Pulau itu adalah jejak sejarah, identitas Aceh, dan garis batas Nusantara. Dalam situasi ini, Aceh tak tinggal diam, tapi juga tak buru-buru masuk ke ruang PTUN. Mengapa?
Ini bukan gugatan biasa. Ini adalah perlawanan bermarwah dari tanah yang tak pernah tunduk tanpa kehormatan.
Aceh Tak Menyerah, Tapi Menyusun Strategi
Langkah Pemerintah Aceh yang menahan diri untuk tidak langsung menggugat ke PTUN adalah sikap cerdas, bukan kelemahan.
Bahwa saat ini, rakyat Aceh sedang dibangunkan untuk memahami medan perjuangan yang lebih besar dari sekadar gugatan administratif.
Kalau langsung ke PTUN, kita hanya bicara dalam ruang sempit. Kita ingin berbicara pada dunia, bahwa Aceh tidak akan kehilangan tanahnya tanpa suara rakyat.
Konsolidasi Rakyat dan Wakil Rakyat
Gubernur Aceh Muzakir Manaf atau Mualem telah memanggil 17 anggota DPR RI dan 4 DPD RI asal Aceh sebagai bagian dari konsolidasi konstitusional.

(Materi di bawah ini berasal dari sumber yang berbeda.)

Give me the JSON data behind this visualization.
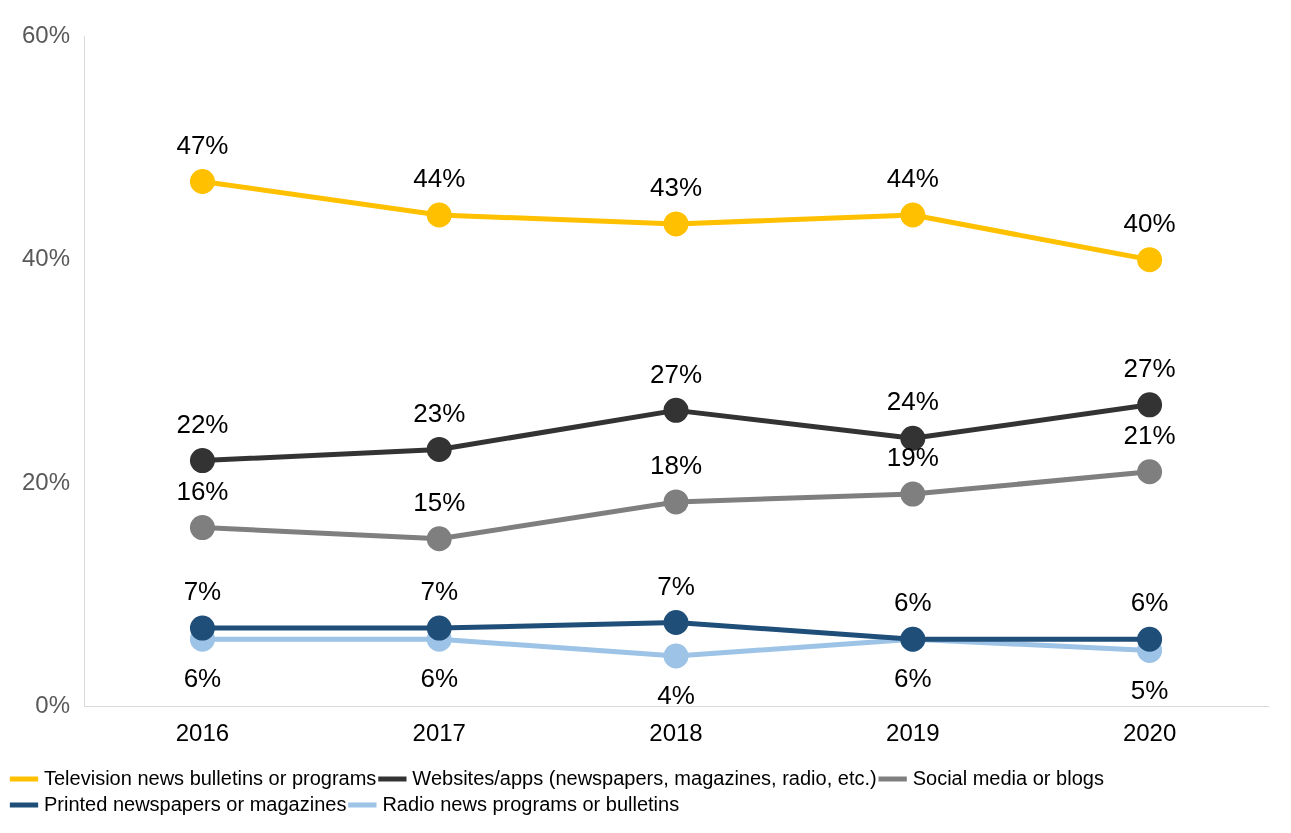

Ini adalah langkah awal sebelum masuk ke jalur hukum. Ia menyebutnya sebagai “panggung rakyat sebelum sidang hukum.”
“Perang ini harus dimulai dengan suara rakyat dan tekanan politik. Baru setelah itu kita turun ke medan hukum dengan posisi yang kuat,” katanya.
Strategi Dua Arah: Politik Dulu, Hukum Jika Perlu
Langkah perlawanan Aceh menekankan pentingnya strategi dua arah.
1. Tekanan politik dan diplomasi terbuka lebih dulu.
2. Gugatan hukum akan menyusul, jika dialog tak membuahkan hasil.
Hukum tanpa rakyat itu sunyi. Tapi hukum yang dibangun dari gerakan rakyat, itu menggema sampai pusat.
Menyejukkan Rakyat, Membakar Semangat
Aceh tidak memilih jalur emosional. Memilih menyejukkan amarah rakyat dengan narasi kehormatan dan akal sehat.
Empat pulau ini akan kembali. Tapi bukan karena kita marah-marah, melainkan karena kita tahu kapan dan bagaimana cara memperjuangkannya.
Marwah Tak Bisa Dibeli, Tak Bisa Di-SK-kan
Aceh bukan sedang diam, tapi sedang berdiri dengan kepala tegak. Ini bukan soal takut ke PTUN. Ini soal memastikan setiap langkah adalah bagian dari kemenangan yang utuh: politik, hukum dan kehormatan.